La moto mi colpì nei primi metri per l’ergonomia azzeccata col busto eretto ed il bel serbatoio fra le gambe. Sotto, il ruggito da potenza cruda e sincera, ovviamente ancora senza drive by wire. Ero cresciuto col manubrio da cross, già il mio passeggino aveva il manubrio alto (cit. Roberto Ungaro). Non ero un gran pilota da strada, i manubri bassi non mi erano mai piaciuti e non ero mai riuscito a strisciare col ginocchio per terra nelle curve con le supersportive. 
Ma questa moto stradale qui era tutt’un’altra cosa: controllo totale e potenza a mani piene. Amore a prima… prova. Incondizionato!
Al ritorno in azienda parlai subito col direttore tecnico offrendogli di prendere in mano il progetto e di portarlo in produzione in tempo per la stagione 2002. Fu una scommessa ardua e delicata. Ma sapevo di poter contare su un gruppo di persone bravissime, ma annoiate come me della mancanza di coraggio (e di progetti) nella fase iniziale della crisi Aprilia.  
Partimmo a testa bassa come una volta: semplicemente facendo, niente chiacchiere, sul pezzo, sempre, giorno e notte. E tutti e quattro sempre insieme, correndo…. 

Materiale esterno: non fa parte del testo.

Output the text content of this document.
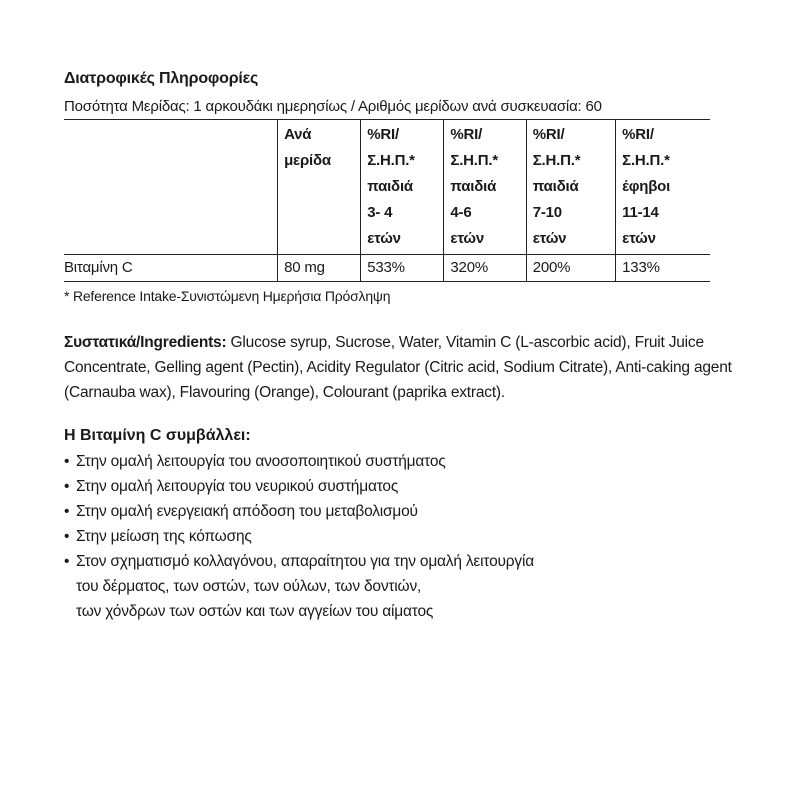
Διατροφικές Πληροφορίες

Ποσότητα Μερίδας: 1 αρκουδάκι ημερησίως / Αριθμός μερίδων ανά συσκευασία: 60

	Ανά
μερίδα	%RI/
Σ.Η.Π.*
παιδιά
3- 4
ετών	%RI/
Σ.Η.Π.*
παιδιά
4-6
ετών	%RI/
Σ.Η.Π.*
παιδιά
7-10
ετών	%RI/
Σ.Η.Π.*
έφηβοι
11-14
ετών

Βιταμίνη C	80 mg	533%	320%	200%	133%

* Reference Intake-Συνιστώμενη Ημερήσια Πρόσληψη

Συστατικά/Ingredients: Glucose syrup, Sucrose, Water, Vitamin C (L-ascorbic acid), Fruit Juice Concentrate, Gelling agent (Pectin), Acidity Regulator (Citric acid, Sodium Citrate), Anti-caking agent (Carnauba wax), Flavouring (Orange), Colourant (paprika extract).

Η Βιταμίνη C συμβάλλει:

• Στην ομαλή λειτουργία του ανοσοποιητικού συστήματος
• Στην ομαλή λειτουργία του νευρικού συστήματος
• Στην ομαλή ενεργειακή απόδοση του μεταβολισμού
• Στην μείωση της κόπωσης
• Στον σχηματισμό κολλαγόνου, απαραίτητου για την ομαλή λειτουργία
του δέρματος, των οστών, των ούλων, των δοντιών,
των χόνδρων των οστών και των αγγείων του αίματος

Nel maggio del 2002 la prima Aprilia RSV Mille Tuono entrò in produzione esattamente nel giorno previsto dal business-plan di Dicembre 2001. Il resto è storia (e sono storie) di un progetto che ha dato ancora respiro ad Aprilia per alcuni anni prima della fine dell’era “Beggio”.
Sono stato estremamente fortunato di aver ereditato un progetto straordinario, sano e fatto molto bene e cioè la base tecnica della RSV Mille creata da Marino Carlesso, Mariano Fioravanzo, Giuseppe Ricciuti, Maurizio Comellato, Claudio Pellizzon e tutti gli altri che avevano contribuito in maniera significativa. 
Io non ho “progettato” la Tuono da zero, l’idea di fare una maxinaked era di Andrea Bosi, di Luca Balduino e del sottoscritto. Credo che il merito mio sia stato di aver creduto nel progetto e di aver gestito un gruppo di gente appassionata con dedizione, entusiasmo e tenacia.
Sono stato fortunato… ad essere stato invitato alla presentazione stampa al Mugello dall’allora responsabile del ufficio comunicazione, Claudio Pavanello e dalla sua collaboratrice Federica Zane. I giornalisti erano stufi delle presentazioni sterili ed erano aperti a lasciarsi infettare dalla passione sfrenata che questo lavoro e questo progetto mi avevano regalato. 
Quindi, sicuramente anche questo fuoco di entusiasmo e di passione che ero riuscito ad accendere nella stampa mondiale grazie anche alle impennate e le strisciate per terra con le saponette sul Muraglione ha fatto sì che mi fosse assegnato il titolo “papà della Tuono”. Siamo stati in tanti ad allevare il bimbo, ed il mio contributo fondamentale è stato di arrivare sul mercato nei tempi previsti rispettando le specifiche tecniche. Inoltre, ho creato una risonanza mediatica notevole che fu anche riconosciuta allora dal presidente Ivano Beggio, di solito molto geloso sulle apparizioni altrui in pubblico.
Come tradizione mia invitai il team di progetto, composto da Gianluca Camillo, Michele Melitta ed il meccanico Stefano Guzzon, a cena a Venezia per festeggiare. Ci fu l’acqua alta quella notte e ci trovammo navigando su un divano gonfiabile in piazza San Marco bevendo prosecco con i piedi in ammollo insieme agli artisti della Biennale. Degna conclusione di un happening d’altri tempi ed inizio di una nuova stirpe motociclistica."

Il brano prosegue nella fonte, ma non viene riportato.